In the absence of an independent third-party referee to govern AI - which will undoubtedly take time to get off the ground given the number of interested voices in the mix – investors will need to keep a close eye on their tech companies and ensure boards are making AI alignment a priority.
Not to be outdone by the Summit, this week we bring you news that AI is firmly embedded in the institutional asset management world.
The Invesco Global Systematic Investing Study reveals a widespread expectation that AI tools will transform portfolio management in the years to come.

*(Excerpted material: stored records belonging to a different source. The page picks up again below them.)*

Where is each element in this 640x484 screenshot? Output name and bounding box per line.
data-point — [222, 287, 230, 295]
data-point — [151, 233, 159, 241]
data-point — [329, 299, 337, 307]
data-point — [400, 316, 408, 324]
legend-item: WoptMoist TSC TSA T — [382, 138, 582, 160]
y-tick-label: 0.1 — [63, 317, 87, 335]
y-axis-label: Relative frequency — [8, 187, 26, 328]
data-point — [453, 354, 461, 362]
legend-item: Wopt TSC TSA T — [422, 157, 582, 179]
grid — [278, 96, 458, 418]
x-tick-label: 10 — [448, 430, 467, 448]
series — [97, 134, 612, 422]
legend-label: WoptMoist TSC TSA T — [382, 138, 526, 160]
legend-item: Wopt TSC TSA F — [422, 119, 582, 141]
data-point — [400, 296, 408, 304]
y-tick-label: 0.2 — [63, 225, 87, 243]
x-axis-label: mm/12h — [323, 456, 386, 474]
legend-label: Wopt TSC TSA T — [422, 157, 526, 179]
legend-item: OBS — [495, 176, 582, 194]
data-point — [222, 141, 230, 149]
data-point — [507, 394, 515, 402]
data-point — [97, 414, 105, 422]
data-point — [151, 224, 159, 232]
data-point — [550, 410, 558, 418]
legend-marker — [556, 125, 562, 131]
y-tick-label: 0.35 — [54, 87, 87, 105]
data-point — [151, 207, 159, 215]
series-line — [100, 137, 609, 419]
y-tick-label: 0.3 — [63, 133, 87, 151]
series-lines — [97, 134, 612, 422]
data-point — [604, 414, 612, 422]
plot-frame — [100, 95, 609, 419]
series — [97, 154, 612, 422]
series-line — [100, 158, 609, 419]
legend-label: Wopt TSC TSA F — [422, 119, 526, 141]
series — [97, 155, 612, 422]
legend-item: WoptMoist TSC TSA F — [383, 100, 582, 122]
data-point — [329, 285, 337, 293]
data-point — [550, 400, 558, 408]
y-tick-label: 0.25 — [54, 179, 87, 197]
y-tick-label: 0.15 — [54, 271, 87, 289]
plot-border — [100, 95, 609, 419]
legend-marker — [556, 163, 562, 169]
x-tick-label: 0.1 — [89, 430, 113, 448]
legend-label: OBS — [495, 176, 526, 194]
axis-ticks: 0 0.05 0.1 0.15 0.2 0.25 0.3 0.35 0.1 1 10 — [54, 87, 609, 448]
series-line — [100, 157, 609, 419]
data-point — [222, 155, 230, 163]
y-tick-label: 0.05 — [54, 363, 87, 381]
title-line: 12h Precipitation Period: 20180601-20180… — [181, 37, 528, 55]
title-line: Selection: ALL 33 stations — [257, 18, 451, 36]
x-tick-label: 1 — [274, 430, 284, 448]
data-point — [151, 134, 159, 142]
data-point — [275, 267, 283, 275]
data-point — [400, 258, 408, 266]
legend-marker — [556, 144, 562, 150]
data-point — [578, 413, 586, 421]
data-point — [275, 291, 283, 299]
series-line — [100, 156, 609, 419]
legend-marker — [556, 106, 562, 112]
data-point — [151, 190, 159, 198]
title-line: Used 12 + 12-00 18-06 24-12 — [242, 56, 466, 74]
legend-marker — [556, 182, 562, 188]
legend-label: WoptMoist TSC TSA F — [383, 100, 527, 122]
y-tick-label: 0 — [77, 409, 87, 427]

The majority or respondents to the research (62 per cent) anticipate that, within a decade, AI will be as important as traditional investment analysis while 13 per cent expect it to become more important.
Systematic investors are already reliant on AI with almost half (46 per cent) using AI to identify patterns in market behaviour, and more than a
third (38 per cent) using it for portfolio allocations and risk management.
Moving away from tech, we bring you the Preqin Hedge Funds Q3 2023 report which shows a downturn in performance following a strong July.
In terms of performance, Preqin’s total hedge fund index ended Q3 2023 at –0.12 per cent. Still, this hasn’t put investors off allocating more capital to hedge funds.
Charles McGrath, AVP Research Insights at Preqin, says: "Hedge funds are a key asset class to mute market volatility. Investors have highlighted markets uncertainty, along with shifting inflation and interest rates, as potential challenges. When citing these concerns, the same group pointed to hedge funds’ role in portfolios to guard against volatility."